The simple question by the “masses” seems to be, “but what is the difference between Iraq before elections and Iraq after the elections?” The simple answer is that the war has turned bloodier after the elections. Attempts to tell the Iraqis to forget about ethnic and religious differences are futile after three years of basing the Iraqi lives on those divisions. News anchors, who are among the media networks intellectuals, paid a solemn gesture to mark the day when the number of dead American soldiers reached 1,500 and the injured more than 11,000. The same anchors continue to count the Iraqi dead by the dozen as if they were things or individuals who “needed killing.”
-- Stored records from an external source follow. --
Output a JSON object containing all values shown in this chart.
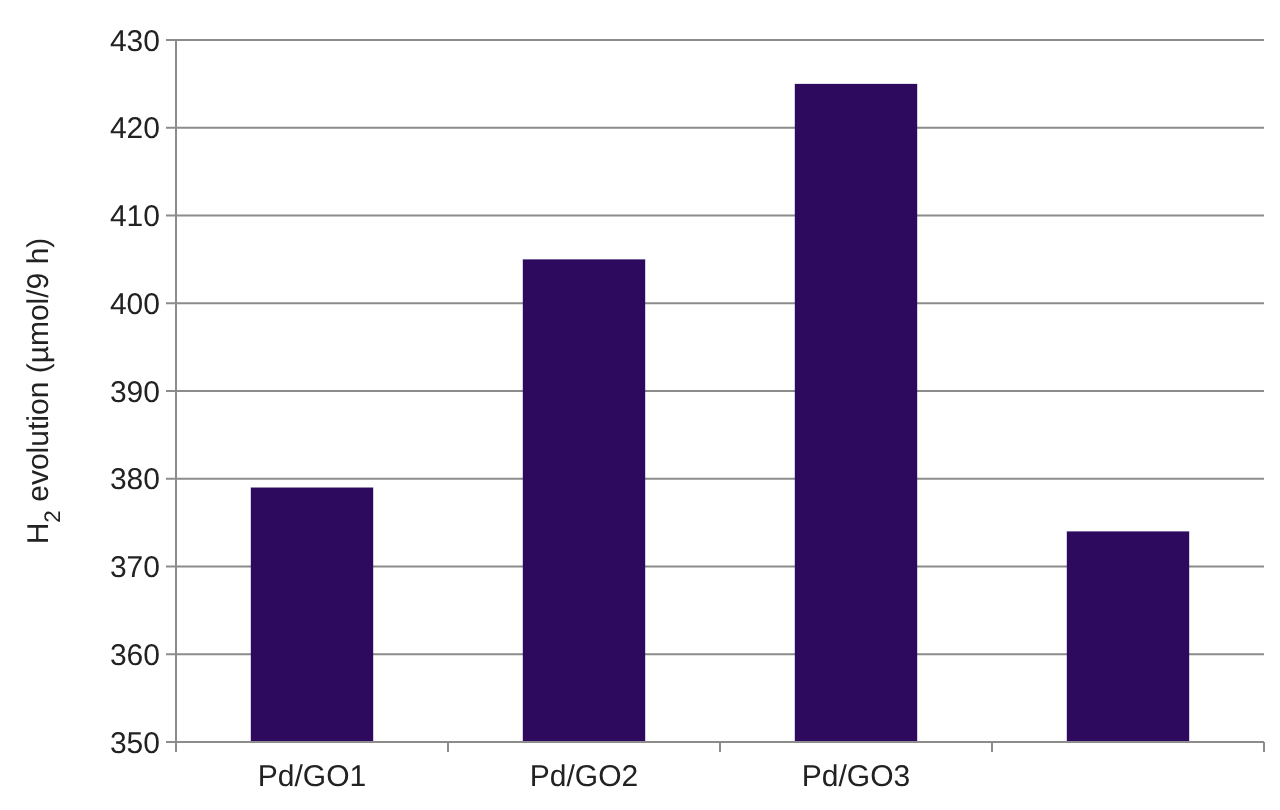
{
  "chart_data": {
    "type": "bar",
    "ylabel": "H$_{2}$ evolution (µmol/9 h)",
    "categories": [
      "Pd/GO1",
      "Pd/GO2",
      "Pd/GO3",
      null
    ],
    "values": [
      379,
      405,
      425,
      374
    ],
    "color": "#2e0a5e",
    "ylim": [
      350,
      430
    ],
    "yticks": [
      350,
      360,
      370,
      380,
      390,
      400,
      410,
      420,
      430
    ],
    "grid": "y"
  }
}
The destruction of infrastructure in big Iraqi cities and heavily populated centers is rarely mentioned. Some intellectuals will quickly thwart any attempt to mention the devastation and displacement of thousands by saying that people who concentrate on destruction were just doomsday advocates, and we would do better if we paid some attention to the positive peaceful life that was going on in some parts of that country. To explain why such a suggestion should insult anyone's intelligence, let us apply it to the USA. Suppose that we embraced the notion of being positive and applied it to the events of september 11th. on that devastating day life was hardly disrupted in most parts of the country. Schools remained open and people expressed their shock and horror while meeting in peaceful places. Even in New York City the news was not heard in all boroughs at the same time. Would it have been a good argument to tell everyone to remember that it was only two buildings and a couple of thousand people and thank goodness we still had about 300 million alive and a government in place? We may not feel the absurdity of such an argument till we equate the devastation and the inequity of destabilization in both places.  It is not far fetched to conclude that flag waiving nationalists chanting death to the enemy on all sides emerge from the same devastation, and there is no virtue in branding one group insurgents and another patriots.

There is, more often, a negative tendency in the existing debate; the debaters are excellent at vilifying what they are against rather than speak to what they are for. Not only that but the debate involves anti-government arguments rather than antiwar arguments, to the extent that there is usually a celebration of killing of government soldiers and wailing over human rights when the killing is of the rebels. For me the most disconcerting of all is how intellectuals take for granted the legality of war and concentrate on the illegal acts of the warriors.

[1] This title is taken from the title of a book edited by Meredeth Turshen and Clotilde Twagiramariya titled, What Women Do in Wartime: Gender and Conflict in Africa.

2 The Sudanese people grew accustomed to waking up in the morning to the tunes of military marches that would be followed by a declaration of a military take over. It became a joke that whoever wakes up the earliest can take over power.

3 Khalid, Mansur. 1993, The Sudanese Elite and Addiction to Failure, Cairo, Sijjil Alarab Printers.  

4 Edward Said. The Treason of the Intellecuals. In Masters of the universe? : NATO's Balkan crusade  edited by Tariq Ali. London ; New York: Verso, 2000.